Oí hace algunos días una interesante entrevista que le hicieron a al cantautor vasco Benito Lertxundi en Radio Euskadi. Le preguntaron, entre otras muchas cosas, por el proceso de paz. Como quiera que iba oyendo la radio con auriculares mientras paseaba por las calles de Bilbao y no llevaba recado de escribir, no pude tomar nota exacta de su respuesta, pero creo no traicionar su pensamiento si digo que contestó que él no cree que haya ningún proceso de paz en marcha, porque lo que el Estado español ofrece no es paz, sino sumisión; que los estados saben de opresión, no de auténtica paz. Que la auténtica paz es la que se establece sobre la justicia, y que no es eso lo que quiere negociar el Estado español.
Me sería imposible no simpatizar con la mala uva y el espíritu crítico del comentario. De hecho, quienes siguen el rastro diario de estos Apuntes saben bien que no soporto los sermones sobre la necesidad de acabar con la violencia «venga de donde venga», casi siempre obra de personajes que lo que defienden, en realidad, es que el Estado tenga el monopolio de la violencia.
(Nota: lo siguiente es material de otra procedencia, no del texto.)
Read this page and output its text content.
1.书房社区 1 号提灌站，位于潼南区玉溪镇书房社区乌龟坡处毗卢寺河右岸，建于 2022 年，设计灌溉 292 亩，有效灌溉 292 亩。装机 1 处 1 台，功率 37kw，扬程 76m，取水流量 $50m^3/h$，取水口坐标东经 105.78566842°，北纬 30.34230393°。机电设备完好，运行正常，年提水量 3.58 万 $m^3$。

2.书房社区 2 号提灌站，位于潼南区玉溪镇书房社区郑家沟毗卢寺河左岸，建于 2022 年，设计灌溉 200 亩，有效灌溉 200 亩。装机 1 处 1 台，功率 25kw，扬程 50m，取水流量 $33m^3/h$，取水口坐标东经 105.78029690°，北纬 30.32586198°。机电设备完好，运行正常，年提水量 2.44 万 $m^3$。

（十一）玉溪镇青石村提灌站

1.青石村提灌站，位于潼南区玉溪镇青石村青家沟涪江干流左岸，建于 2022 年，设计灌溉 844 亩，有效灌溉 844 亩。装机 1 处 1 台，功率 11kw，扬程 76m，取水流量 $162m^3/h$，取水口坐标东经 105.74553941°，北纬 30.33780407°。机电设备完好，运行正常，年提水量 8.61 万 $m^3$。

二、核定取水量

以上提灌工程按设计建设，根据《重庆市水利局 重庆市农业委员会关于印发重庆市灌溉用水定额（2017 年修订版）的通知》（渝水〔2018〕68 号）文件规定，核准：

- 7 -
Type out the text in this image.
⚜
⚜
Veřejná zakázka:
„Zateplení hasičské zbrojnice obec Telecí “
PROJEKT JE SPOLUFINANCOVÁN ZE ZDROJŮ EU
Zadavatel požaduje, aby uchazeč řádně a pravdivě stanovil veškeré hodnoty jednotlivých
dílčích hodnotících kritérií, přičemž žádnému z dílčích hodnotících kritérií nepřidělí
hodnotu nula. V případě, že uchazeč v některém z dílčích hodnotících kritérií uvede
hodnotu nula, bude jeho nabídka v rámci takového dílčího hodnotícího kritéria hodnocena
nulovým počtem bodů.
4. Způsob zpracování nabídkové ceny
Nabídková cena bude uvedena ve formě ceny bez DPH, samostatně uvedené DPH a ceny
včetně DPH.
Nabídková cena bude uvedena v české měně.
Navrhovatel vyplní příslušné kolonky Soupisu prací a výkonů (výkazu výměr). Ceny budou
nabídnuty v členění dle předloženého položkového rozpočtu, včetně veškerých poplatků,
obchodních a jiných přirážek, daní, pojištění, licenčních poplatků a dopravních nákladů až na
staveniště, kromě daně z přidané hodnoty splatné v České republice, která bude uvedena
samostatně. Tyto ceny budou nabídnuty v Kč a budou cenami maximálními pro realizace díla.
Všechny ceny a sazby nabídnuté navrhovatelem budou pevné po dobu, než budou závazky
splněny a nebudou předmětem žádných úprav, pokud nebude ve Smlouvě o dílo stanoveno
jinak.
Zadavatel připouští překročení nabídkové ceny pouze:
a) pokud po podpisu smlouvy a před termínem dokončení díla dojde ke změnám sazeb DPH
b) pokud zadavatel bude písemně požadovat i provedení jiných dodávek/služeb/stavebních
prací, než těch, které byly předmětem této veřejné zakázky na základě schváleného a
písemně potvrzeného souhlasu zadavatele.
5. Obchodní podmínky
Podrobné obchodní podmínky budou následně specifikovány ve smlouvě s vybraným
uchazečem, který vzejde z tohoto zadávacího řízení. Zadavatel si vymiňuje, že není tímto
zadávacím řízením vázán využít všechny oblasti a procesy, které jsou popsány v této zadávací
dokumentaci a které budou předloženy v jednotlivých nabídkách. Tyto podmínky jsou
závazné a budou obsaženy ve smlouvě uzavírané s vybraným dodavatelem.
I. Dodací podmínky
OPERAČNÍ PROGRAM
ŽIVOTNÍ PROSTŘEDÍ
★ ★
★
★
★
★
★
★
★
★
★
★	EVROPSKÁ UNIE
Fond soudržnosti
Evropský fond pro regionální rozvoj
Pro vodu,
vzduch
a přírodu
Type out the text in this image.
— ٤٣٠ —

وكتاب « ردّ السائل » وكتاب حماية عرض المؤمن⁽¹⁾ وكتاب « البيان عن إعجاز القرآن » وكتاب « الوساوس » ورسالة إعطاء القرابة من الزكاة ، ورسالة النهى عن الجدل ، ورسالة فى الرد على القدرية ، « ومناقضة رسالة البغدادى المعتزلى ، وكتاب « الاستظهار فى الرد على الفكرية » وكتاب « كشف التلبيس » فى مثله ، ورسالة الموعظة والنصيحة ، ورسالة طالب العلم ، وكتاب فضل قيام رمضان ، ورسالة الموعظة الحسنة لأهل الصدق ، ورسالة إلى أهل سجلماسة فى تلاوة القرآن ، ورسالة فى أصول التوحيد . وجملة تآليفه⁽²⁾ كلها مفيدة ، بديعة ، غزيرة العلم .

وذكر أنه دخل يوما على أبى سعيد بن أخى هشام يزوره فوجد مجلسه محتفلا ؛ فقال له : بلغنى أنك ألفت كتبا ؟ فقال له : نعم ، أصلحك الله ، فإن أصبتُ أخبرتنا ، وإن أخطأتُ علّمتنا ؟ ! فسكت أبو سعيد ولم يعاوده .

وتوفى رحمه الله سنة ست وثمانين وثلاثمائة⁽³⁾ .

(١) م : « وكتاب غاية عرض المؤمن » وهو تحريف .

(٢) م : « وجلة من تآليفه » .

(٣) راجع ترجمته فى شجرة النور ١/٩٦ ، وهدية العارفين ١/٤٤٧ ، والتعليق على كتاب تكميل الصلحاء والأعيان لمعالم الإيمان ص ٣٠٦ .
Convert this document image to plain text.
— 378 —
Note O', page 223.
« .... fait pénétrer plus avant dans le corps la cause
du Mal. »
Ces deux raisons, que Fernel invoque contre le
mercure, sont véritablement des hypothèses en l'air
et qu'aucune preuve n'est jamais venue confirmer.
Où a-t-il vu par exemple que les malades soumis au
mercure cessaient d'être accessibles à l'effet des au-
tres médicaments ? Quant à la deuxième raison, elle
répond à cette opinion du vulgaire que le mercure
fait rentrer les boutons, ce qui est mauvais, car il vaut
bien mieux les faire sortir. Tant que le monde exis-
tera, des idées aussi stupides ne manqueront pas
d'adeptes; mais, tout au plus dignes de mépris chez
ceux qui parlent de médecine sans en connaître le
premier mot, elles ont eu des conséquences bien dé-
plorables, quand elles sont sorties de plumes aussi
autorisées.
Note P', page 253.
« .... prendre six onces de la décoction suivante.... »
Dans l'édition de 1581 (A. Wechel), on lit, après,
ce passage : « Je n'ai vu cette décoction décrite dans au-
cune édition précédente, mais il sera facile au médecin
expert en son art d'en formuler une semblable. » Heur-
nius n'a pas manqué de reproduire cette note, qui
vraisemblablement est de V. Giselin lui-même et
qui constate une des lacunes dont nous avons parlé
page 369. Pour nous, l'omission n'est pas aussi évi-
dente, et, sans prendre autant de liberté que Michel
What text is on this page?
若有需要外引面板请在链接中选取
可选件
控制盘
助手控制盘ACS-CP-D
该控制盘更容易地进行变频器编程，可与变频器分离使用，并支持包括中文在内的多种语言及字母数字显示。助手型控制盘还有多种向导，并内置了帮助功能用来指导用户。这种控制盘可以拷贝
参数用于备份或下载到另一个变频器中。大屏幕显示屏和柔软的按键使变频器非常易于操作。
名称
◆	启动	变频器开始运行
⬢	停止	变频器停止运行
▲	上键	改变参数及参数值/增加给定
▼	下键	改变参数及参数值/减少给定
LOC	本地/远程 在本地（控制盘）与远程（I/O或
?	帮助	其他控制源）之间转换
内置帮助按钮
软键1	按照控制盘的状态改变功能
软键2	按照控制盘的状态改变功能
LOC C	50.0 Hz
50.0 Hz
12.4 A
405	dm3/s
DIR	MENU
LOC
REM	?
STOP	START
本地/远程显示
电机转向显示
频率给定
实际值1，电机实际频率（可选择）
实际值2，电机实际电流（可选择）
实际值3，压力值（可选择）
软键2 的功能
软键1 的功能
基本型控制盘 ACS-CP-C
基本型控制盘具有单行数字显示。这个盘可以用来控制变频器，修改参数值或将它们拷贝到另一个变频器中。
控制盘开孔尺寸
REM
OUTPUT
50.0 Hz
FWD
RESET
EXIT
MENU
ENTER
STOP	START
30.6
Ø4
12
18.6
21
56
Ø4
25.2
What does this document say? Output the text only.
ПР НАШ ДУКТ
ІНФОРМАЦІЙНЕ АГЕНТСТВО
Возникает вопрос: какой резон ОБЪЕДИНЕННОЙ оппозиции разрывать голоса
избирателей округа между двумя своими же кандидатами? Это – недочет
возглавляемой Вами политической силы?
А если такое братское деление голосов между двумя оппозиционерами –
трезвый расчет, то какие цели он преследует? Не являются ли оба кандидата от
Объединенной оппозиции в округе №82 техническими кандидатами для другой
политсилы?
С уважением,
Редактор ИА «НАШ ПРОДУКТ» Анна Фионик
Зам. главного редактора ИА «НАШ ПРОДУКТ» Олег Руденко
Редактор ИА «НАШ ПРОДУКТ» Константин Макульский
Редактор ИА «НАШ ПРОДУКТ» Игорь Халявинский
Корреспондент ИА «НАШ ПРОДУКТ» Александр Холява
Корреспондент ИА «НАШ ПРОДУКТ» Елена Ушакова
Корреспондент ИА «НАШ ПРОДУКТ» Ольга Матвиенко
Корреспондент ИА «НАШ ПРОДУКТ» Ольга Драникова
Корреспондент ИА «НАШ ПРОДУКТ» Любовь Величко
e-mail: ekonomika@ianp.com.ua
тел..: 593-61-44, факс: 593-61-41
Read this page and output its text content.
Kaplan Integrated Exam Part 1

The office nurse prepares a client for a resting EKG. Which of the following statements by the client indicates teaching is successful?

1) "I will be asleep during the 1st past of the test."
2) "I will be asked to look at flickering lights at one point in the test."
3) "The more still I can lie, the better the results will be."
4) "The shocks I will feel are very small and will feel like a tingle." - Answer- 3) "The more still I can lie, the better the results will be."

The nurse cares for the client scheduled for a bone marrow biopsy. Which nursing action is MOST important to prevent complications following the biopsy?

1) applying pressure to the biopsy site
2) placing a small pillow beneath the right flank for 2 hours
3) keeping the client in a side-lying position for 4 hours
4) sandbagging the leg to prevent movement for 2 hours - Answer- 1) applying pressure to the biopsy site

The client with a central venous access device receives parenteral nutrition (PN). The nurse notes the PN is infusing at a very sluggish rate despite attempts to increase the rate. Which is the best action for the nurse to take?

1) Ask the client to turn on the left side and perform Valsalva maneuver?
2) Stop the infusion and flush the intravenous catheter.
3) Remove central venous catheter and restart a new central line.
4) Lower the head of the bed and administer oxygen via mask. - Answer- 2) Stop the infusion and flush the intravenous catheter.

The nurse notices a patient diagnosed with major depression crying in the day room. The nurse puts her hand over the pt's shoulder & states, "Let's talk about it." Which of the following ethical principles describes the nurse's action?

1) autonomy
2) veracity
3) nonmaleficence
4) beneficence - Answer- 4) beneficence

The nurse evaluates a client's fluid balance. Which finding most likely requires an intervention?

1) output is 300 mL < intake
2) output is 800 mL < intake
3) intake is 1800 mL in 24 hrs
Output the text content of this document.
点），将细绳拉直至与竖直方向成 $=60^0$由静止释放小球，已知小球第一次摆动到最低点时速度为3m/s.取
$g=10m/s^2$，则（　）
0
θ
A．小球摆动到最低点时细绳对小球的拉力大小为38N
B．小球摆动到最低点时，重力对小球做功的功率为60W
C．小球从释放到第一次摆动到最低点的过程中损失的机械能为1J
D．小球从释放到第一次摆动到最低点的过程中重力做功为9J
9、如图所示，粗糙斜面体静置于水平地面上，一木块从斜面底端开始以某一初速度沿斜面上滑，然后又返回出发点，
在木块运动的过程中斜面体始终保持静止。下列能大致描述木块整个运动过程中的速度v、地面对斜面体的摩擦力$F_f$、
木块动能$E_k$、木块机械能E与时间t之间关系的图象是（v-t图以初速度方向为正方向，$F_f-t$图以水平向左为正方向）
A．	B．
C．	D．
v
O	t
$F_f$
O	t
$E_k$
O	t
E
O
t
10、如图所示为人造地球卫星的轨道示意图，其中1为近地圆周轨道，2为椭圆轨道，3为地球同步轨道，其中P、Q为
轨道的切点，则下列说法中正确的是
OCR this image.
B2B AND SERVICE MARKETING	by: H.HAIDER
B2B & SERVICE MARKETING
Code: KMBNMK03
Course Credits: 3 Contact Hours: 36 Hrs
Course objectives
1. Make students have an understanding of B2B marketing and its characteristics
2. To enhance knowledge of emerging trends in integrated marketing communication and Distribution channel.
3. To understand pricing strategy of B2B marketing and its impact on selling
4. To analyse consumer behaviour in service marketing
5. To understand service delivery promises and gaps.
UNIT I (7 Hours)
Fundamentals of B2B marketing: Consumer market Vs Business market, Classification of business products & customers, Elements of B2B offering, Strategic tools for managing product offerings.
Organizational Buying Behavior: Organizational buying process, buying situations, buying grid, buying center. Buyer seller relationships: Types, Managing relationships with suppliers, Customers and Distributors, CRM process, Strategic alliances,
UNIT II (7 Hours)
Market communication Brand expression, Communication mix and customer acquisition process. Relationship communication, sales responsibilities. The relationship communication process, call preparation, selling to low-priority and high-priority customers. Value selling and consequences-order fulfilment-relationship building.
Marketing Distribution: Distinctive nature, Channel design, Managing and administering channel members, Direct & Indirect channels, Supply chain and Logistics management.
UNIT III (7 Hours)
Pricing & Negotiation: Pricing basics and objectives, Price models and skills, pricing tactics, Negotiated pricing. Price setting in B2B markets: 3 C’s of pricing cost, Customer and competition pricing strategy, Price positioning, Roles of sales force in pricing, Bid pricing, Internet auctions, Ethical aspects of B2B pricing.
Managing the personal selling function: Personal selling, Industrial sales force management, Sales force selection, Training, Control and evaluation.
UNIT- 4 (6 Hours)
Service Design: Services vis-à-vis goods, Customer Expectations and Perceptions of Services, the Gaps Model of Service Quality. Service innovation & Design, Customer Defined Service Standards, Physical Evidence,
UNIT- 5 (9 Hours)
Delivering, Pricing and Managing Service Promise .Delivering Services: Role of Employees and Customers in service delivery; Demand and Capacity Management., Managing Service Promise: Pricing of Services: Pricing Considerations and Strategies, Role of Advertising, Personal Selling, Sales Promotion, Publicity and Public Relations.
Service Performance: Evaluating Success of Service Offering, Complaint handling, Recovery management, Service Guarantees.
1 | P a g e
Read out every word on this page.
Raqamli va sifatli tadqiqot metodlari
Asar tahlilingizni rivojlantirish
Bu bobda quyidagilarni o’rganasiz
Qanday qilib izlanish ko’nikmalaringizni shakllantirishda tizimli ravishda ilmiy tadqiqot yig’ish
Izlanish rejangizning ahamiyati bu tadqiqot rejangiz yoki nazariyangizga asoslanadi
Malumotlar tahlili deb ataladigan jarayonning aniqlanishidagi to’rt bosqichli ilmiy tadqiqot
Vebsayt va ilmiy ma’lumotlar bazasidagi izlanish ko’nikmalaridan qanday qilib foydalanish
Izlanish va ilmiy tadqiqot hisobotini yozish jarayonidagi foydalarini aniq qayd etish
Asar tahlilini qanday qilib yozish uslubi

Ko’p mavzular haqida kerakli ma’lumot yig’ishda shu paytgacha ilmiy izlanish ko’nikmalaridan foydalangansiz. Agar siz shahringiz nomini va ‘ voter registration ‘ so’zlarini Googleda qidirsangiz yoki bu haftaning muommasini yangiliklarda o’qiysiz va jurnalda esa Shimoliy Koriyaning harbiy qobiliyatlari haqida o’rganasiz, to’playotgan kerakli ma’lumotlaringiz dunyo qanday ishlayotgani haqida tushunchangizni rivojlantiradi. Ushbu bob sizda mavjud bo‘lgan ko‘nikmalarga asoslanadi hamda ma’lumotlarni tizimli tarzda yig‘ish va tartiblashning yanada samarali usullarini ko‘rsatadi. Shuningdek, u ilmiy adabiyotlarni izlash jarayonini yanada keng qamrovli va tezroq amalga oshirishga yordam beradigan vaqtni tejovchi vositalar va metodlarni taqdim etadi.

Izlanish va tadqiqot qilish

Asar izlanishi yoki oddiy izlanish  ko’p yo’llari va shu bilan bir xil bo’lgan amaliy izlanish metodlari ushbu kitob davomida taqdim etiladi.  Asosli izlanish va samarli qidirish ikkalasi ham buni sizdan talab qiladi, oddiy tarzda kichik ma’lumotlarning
Sin embargo, no comparto la afirmación de que nuestro tan mentado «proceso» no busca la paz, conclusión basada en el convencimiento de que lo que puede resultar de él no sería, ni siquiera en el mejor de los casos, una auténtica paz. Y no lo acepto porque, de atenernos a ese criterio, deberíamos concluir que nunca ha habido paz en el mundo, porque ninguna de las paces que han existido a lo largo de la Historia ha sido una «auténtica paz», es decir, una paz plenamente justa.
Decía Carl von Clausewitz, invirtiendo los términos de su propia y más célebre definición, que la política no es sino la continuación de la guerra por otros medios. Ya en la Grecia antigua hubo quien llegó a la conclusión, aún más ceniza, de que la paz no es sino el periodo que media entre dos guerras. Por lo general, dado que los conflictos forman parte consustancial de las sociedades humanas, lo que se ha entendido históricamente por paz es el resultado o bien de la imposición de un oponente sobre el otro (u otros) o bien de una determinada relación de fuerzas que hace desaconsejable la iniciación o la continuación de un conflicto armado.
La razón básica por la que no suscribo la afirmación de Benito Lertxundi es que mi consideración de la paz se basa en el estudio y la evaluación de la práctica humana, no en una construcción ideal. No siento ninguna fascinación especial por los estados de paz concretos de los que da cuenta la experiencia humana. Sucede que los estados de guerra, por lo general, me desagradan todavía más. En la mayoría de las situaciones, considero preferible que los conflictos se diriman –con toda la fuerza y la energía que sea necesaria– en el terreno de la política. La de la Euskadi de hoy es una de esas situaciones en las que creo que es mejor que los conflictos continúen su curso –sí: que continúen– por la vía de la política.